Sat the start of the 60s, there were political developments at national level as the CFC merged with the Canadian Labour Congress to form the New Democratic Party or NDP. The Prairie Giant – his nickname though he was of average height – was the only contender for the leadership and he returned to the Ottawa Parliament in 1961, full of ideas as to how the new party could transform the whole of Canada.

He would say: “My dream is for people around the world to look up and to see Canada like a little jewel sitting at the top of the continent.”

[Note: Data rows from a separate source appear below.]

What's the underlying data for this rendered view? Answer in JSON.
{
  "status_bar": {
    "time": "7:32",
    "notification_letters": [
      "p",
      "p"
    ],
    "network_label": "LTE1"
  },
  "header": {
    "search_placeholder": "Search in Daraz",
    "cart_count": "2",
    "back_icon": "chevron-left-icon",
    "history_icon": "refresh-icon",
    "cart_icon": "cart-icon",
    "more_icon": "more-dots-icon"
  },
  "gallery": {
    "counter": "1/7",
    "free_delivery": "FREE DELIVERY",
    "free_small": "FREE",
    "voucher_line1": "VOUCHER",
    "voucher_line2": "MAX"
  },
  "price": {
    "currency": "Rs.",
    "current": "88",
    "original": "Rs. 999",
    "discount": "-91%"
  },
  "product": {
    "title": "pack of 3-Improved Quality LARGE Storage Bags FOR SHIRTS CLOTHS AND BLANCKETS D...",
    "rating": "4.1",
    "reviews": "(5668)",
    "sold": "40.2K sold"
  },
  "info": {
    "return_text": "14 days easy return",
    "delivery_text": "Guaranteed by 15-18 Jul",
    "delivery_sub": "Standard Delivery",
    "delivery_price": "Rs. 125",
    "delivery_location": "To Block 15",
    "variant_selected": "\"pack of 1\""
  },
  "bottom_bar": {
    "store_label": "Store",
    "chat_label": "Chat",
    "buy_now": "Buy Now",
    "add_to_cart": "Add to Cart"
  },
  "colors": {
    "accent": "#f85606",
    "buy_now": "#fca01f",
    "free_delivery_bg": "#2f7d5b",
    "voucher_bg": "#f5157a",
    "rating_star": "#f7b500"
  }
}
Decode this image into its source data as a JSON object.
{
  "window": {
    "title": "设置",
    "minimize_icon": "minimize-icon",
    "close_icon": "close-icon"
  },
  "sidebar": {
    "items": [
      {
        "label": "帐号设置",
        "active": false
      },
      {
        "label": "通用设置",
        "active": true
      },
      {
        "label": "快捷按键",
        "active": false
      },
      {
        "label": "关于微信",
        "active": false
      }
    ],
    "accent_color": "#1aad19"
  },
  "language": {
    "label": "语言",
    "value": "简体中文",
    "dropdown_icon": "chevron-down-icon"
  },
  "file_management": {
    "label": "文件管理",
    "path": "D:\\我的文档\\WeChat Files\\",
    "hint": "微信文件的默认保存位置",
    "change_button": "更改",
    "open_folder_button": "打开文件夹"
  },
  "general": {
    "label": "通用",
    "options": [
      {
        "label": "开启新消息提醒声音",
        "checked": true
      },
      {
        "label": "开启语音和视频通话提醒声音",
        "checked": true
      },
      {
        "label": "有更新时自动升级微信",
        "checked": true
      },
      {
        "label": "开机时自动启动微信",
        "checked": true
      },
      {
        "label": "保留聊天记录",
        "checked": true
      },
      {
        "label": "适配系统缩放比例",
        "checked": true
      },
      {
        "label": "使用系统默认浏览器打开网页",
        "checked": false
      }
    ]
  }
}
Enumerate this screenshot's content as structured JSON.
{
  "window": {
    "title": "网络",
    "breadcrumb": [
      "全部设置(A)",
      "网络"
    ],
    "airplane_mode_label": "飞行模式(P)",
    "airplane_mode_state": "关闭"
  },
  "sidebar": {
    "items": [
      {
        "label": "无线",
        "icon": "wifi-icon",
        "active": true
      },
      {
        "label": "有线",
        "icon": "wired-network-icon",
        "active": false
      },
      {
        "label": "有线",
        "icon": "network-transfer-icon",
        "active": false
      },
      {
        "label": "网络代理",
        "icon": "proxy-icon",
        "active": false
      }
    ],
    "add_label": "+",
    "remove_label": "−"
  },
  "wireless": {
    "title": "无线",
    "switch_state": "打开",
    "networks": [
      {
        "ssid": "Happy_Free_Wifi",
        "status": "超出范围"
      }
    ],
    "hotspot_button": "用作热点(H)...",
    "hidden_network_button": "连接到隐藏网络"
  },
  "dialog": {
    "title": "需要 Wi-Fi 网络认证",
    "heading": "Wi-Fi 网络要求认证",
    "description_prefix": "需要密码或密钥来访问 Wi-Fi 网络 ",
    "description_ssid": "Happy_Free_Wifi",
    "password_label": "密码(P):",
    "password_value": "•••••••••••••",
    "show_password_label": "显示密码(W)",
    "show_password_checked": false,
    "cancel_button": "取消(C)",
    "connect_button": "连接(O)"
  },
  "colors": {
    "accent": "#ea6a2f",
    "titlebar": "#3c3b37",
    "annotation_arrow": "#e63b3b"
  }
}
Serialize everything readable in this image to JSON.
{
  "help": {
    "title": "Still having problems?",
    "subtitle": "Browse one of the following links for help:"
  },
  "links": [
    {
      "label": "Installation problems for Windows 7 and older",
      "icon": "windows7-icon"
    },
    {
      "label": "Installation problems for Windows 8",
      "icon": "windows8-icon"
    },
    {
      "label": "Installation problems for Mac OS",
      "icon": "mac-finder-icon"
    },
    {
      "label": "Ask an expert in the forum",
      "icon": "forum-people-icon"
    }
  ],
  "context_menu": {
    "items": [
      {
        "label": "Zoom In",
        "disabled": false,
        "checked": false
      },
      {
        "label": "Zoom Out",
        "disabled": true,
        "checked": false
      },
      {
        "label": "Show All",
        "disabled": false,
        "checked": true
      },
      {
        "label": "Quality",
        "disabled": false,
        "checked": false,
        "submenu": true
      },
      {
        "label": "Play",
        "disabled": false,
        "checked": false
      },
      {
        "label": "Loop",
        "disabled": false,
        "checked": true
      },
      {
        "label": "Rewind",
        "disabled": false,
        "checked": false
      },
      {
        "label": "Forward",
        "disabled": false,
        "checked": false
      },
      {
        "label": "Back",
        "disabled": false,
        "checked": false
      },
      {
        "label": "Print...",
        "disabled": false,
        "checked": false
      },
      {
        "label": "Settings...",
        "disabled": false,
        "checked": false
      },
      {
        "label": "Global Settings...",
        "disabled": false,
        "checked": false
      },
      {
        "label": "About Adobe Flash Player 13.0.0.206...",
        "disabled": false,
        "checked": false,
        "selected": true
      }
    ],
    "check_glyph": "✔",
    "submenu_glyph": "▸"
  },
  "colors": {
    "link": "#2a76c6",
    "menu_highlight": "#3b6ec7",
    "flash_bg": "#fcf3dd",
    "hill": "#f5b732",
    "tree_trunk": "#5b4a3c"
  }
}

Yet apart from Saskatchewan’s Medicare, which was adopted for the whole of Canada by the end of the decade. the NDP was not able to exert the influence it perhaps should have done. Medicare was a great enough achievement, and Douglas revelled in the fact that his principled stance in Saskatchewan had transformed the national health: “I’m sure that the standard of public morality we’ve helped build will force government in Canada to approve complete health insurance.”

He was wary of acclaim, however: “I don’t mind being a symbol but I don’t want to become a monument. There are monuments all over the Parliament Buildings and I’ve seen what the pigeons do to them.”

Well into his sixties, Douglas fought the Government of Pierre Trudeau after hundreds of suspected Front de Liberation du Quebec members and sympathisers were taken into custody and detained without warrants. Douglas saw it as a human rights issue, and unpopular though his stance was, he refused to back down. He continued in Parliament until retiring in 1978, and he was still a respected figure when he died of cancer in 1986. All Canada mourned him.

The wisdom of Douglas is perhaps best summed up in these sentences: “We are all in this world together, and the only test of our character that matters is how we look after the least fortunate among us. How we look after each other, not how we look after ourselves. That’s all that really matters, I think.”

As well as his contribution to political life, Douglas left a great legacy in the shape of his family. His actress daughter Shirley married that very fine actor and lover of Scotland Donald Sutherland, and his grandson is 24 star Kiefer Sutherland. Both daughter and grandson have fought for his causes.

The final word goes to Tommy Douglas and a phrase of his that could be adopted as an ideal slogan for all believers in Scottish independence: “Courage my friends, ‘tis not too late to build a better world.”